In hindsight, I'd like to think that the situation wasn't so critical, that my mind really was pulling out all the stops to get me to quit.  I don't know.  It all seemed pretty real to me.  And the next 4 miles weren't any better, but I made it to the Bockman Road Aid Station without freezing to death, getting lost, or being run over by little pink trail tape men.  So maybe John was right.

Normally with 8 miles to go in a race, I know I'm going to finish.  All I knew at Bockman was that I was going to go on.  It was getting late and cutoffs were not far out of sight.  But one volunteer gave me a secret weapon - hot coffee.

One small cup of strong black coffee literally turned my night around 180 degrees.  I felt wide awake and, even more importantly, my body felt strong for the first time since Mile 18.  There was still 1000' of climbing in the last few miles, but I managed to jog almost the entire way to the finish.  I even blew through the last aid station at Mile 62 with the confidence that my race would soon be over.

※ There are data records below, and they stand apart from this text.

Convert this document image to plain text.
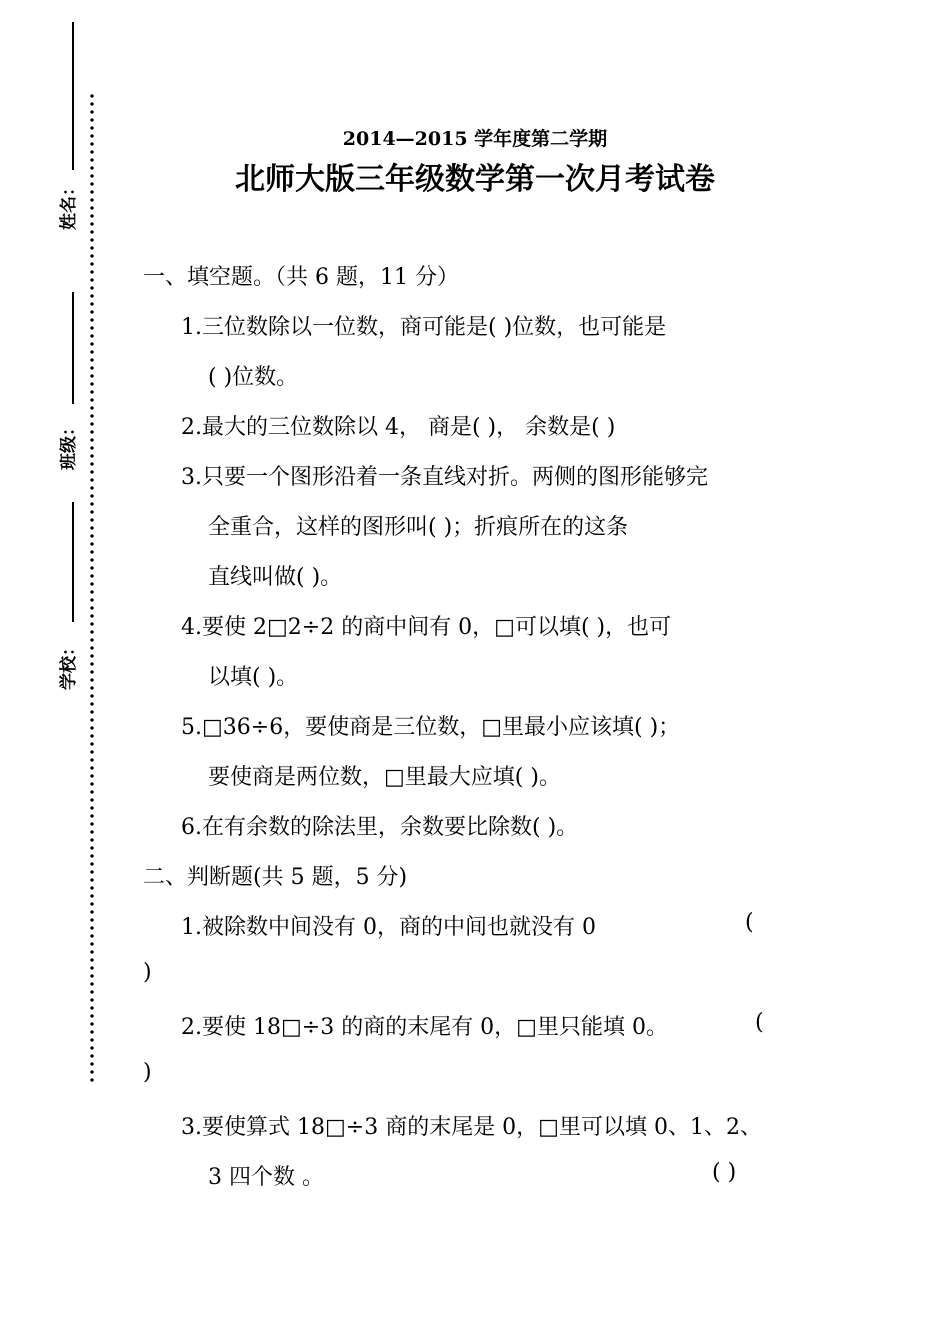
姓名：
班级：
学校：
2014—2015 学年度第二学期
北师大版三年级数学第一次月考试卷
一、填空题。（共 6 题，11 分）
1.三位数除以一位数，商可能是( )位数，也可能是
( )位数。
2.最大的三位数除以 4， 商是( )， 余数是( )
3.只要一个图形沿着一条直线对折。两侧的图形能够完
全重合，这样的图形叫( )；折痕所在的这条
直线叫做( )。
4.要使 2□2÷2 的商中间有 0，□可以填( )，也可
以填( )。
5.□36÷6，要使商是三位数，□里最小应该填( )；
要使商是两位数，□里最大应填( )。
6.在有余数的除法里，余数要比除数( )。
二、判断题(共 5 题，5 分)
1.被除数中间没有 0，商的中间也就没有 0	(
)
2.要使 18□÷3 的商的末尾有 0，□里只能填 0。	(
)
3.要使算式 18□÷3 商的末尾是 0，□里可以填 0、1、2、
3 四个数 。	( )
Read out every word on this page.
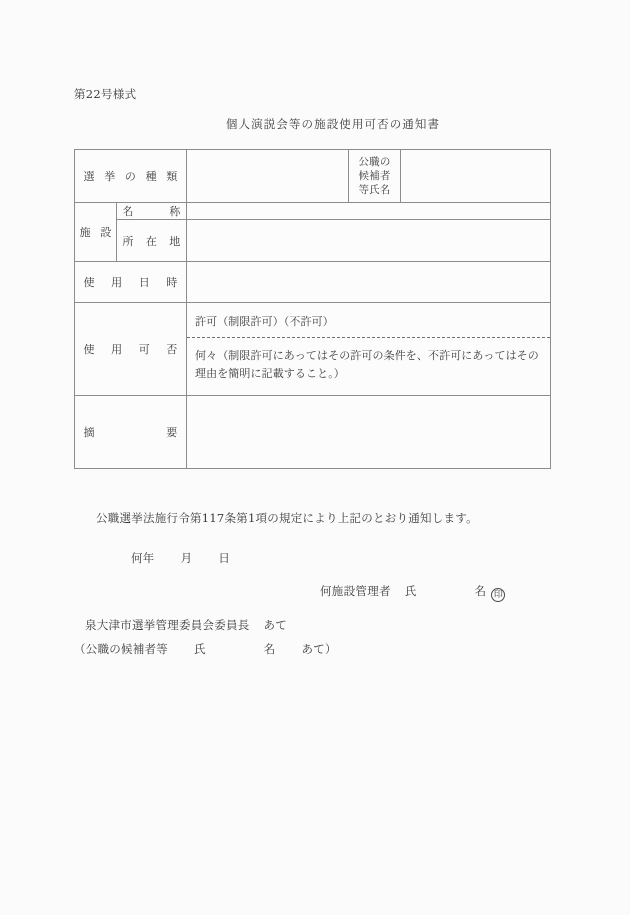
第22号様式
個人演説会等の施設使用可否の通知書
選挙の種類			公職の
候補者
等氏名	

施設	名称			
	所在地			
使用日時				
使用可否		許可（制限許可）（不許可）
何々（制限許可にあってはその許可の条件を、不許可にあってはその理由を簡明に記載すること。）		

摘要				
公職選挙法施行令第117条第1項の規定により上記のとおり通知します。
何年 月 日
何施設管理者 氏	名 印
泉大津市選挙管理委員会委員長 あて
（公職の候補者等 氏	名 あて）
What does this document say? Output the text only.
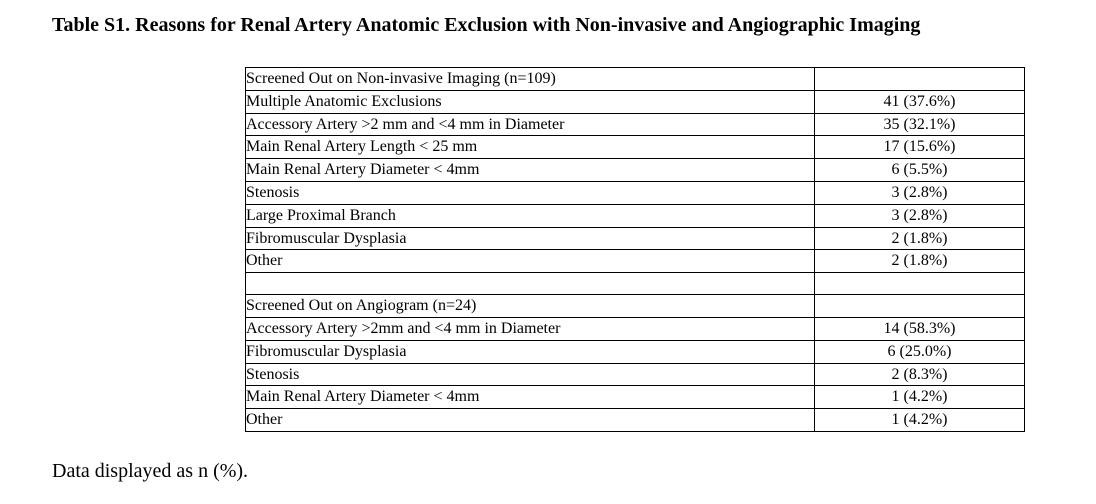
Table S1. Reasons for Renal Artery Anatomic Exclusion with Non-invasive and Angiographic Imaging
Screened Out on Non-invasive Imaging (n=109)	
Multiple Anatomic Exclusions	41 (37.6%)
Accessory Artery >2 mm and <4 mm in Diameter	35 (32.1%)
Main Renal Artery Length < 25 mm	17 (15.6%)
Main Renal Artery Diameter < 4mm	6 (5.5%)
Stenosis	3 (2.8%)
Large Proximal Branch	3 (2.8%)
Fibromuscular Dysplasia	2 (1.8%)
Other	2 (1.8%)

Screened Out on Angiogram (n=24)	
Accessory Artery >2mm and <4 mm in Diameter	14 (58.3%)
Fibromuscular Dysplasia	6 (25.0%)
Stenosis	2 (8.3%)
Main Renal Artery Diameter < 4mm	1 (4.2%)
Other	1 (4.2%)
Data displayed as n (%).
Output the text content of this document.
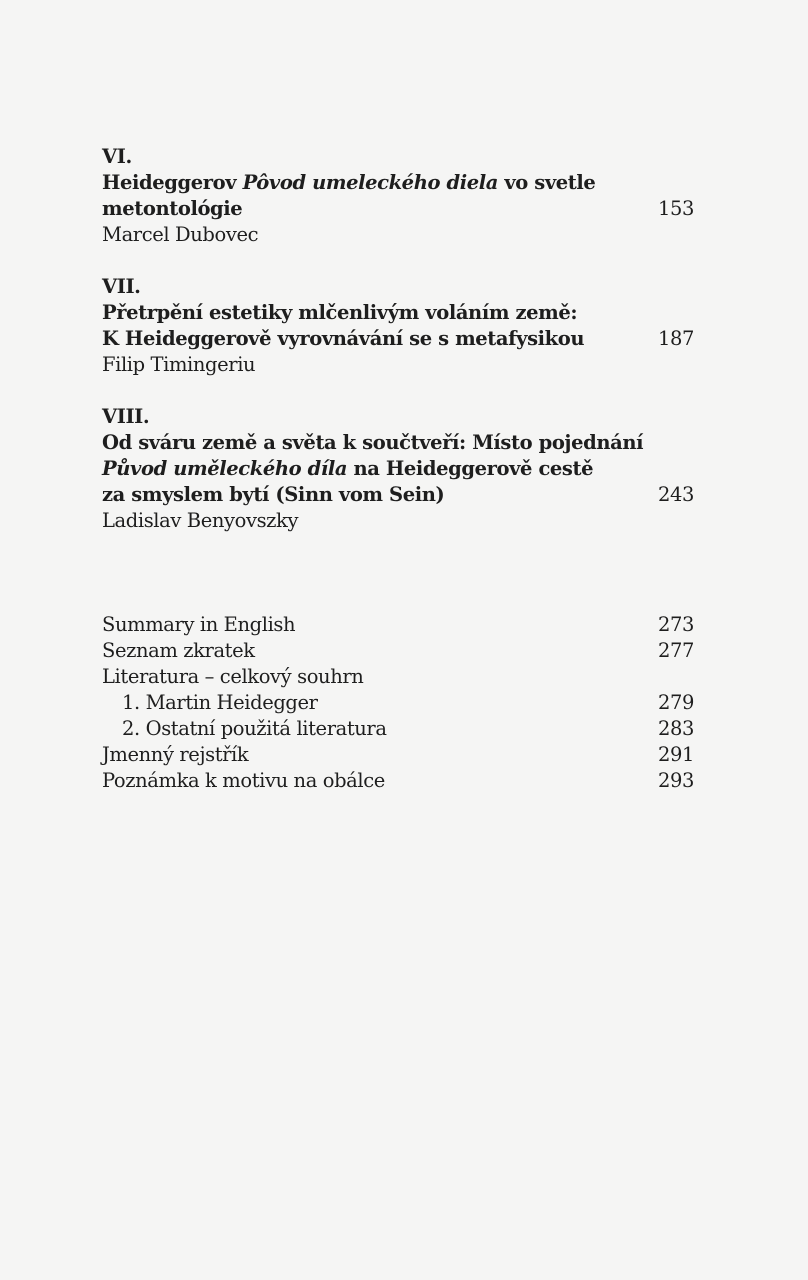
VI.
Heideggerov Pôvod umeleckého diela vo svetle
metontológie	153
Marcel Dubovec
VII.
Přetrpění estetiky mlčenlivým voláním země:
K Heideggerově vyrovnávání se s metafysikou	187
Filip Timingeriu
VIII.
Od sváru země a světa k součtveří: Místo pojednání
Původ uměleckého díla na Heideggerově cestě
za smyslem bytí (Sinn vom Sein)	243
Ladislav Benyovszky
Summary in English	273
Seznam zkratek	277
Literatura – celkový souhrn
1. Martin Heidegger	279
2. Ostatní použitá literatura	283
Jmenný rejstřík	291
Poznámka k motivu na obálce	293
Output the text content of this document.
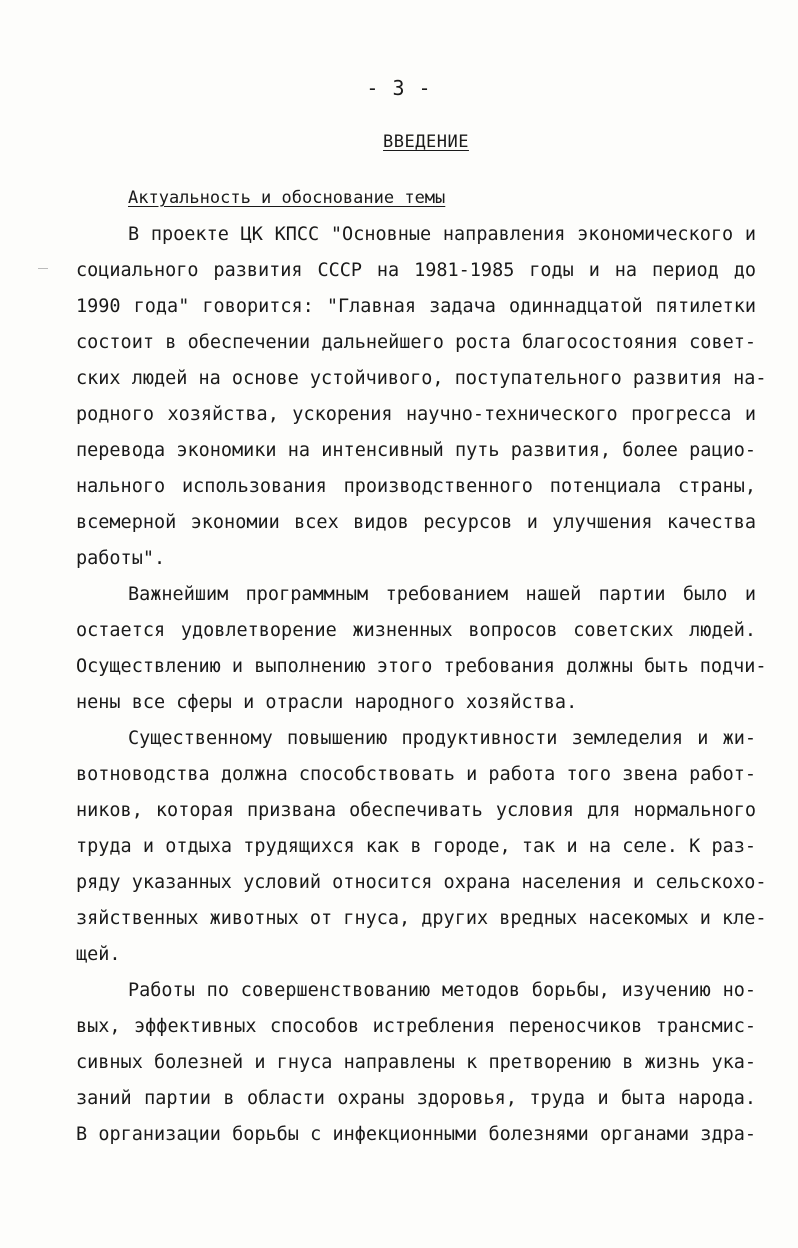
- 3 -
ВВЕДЕНИЕ
Актуальность и обоснование темы
В проекте ЦК КПСС "Основные направления экономического и
социального развития СССР на 1981-1985 годы и на период до
1990 года" говорится: "Главная задача одиннадцатой пятилетки
состоит в обеспечении дальнейшего роста благосостояния совет-
ских людей на основе устойчивого, поступательного развития на-
родного хозяйства, ускорения научно-технического прогресса и
перевода экономики на интенсивный путь развития, более рацио-
нального использования производственного потенциала страны,
всемерной экономии всех видов ресурсов и улучшения качества
работы".
Важнейшим программным требованием нашей партии было и
остается удовлетворение жизненных вопросов советских людей.
Осуществлению и выполнению этого требования должны быть подчи-
нены все сферы и отрасли народного хозяйства.
Существенному повышению продуктивности земледелия и жи-
вотноводства должна способствовать и работа того звена работ-
ников, которая призвана обеспечивать условия для нормального
труда и отдыха трудящихся как в городе, так и на селе. К раз-
ряду указанных условий относится охрана населения и сельскохо-
зяйственных животных от гнуса, других вредных насекомых и кле-
щей.
Работы по совершенствованию методов борьбы, изучению но-
вых, эффективных способов истребления переносчиков трансмис-
сивных болезней и гнуса направлены к претворению в жизнь ука-
заний партии в области охраны здоровья, труда и быта народа.
В организации борьбы с инфекционными болезнями органами здра-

Eventually, after 21 hours and 51 minutes (nearly 9 1/2 hours after the winner), the finish line came into view.  As I crossed it, there were no tears of joy like so many other finishes.  I had left all my tears in the mountains.  There was no triumphant fist pump or victory heel click.  I spent every ounce of energy just getting there.  And although there was no lava field backdrop, or global media coverage, or world title race on the line (or even an age group award), there was peace.  Peace that I had finally found my crawl.  Peace that I was finally finished.    

1 comment:

  1. You found your crawl, my friend. So very proud of you!! All the tears reading this.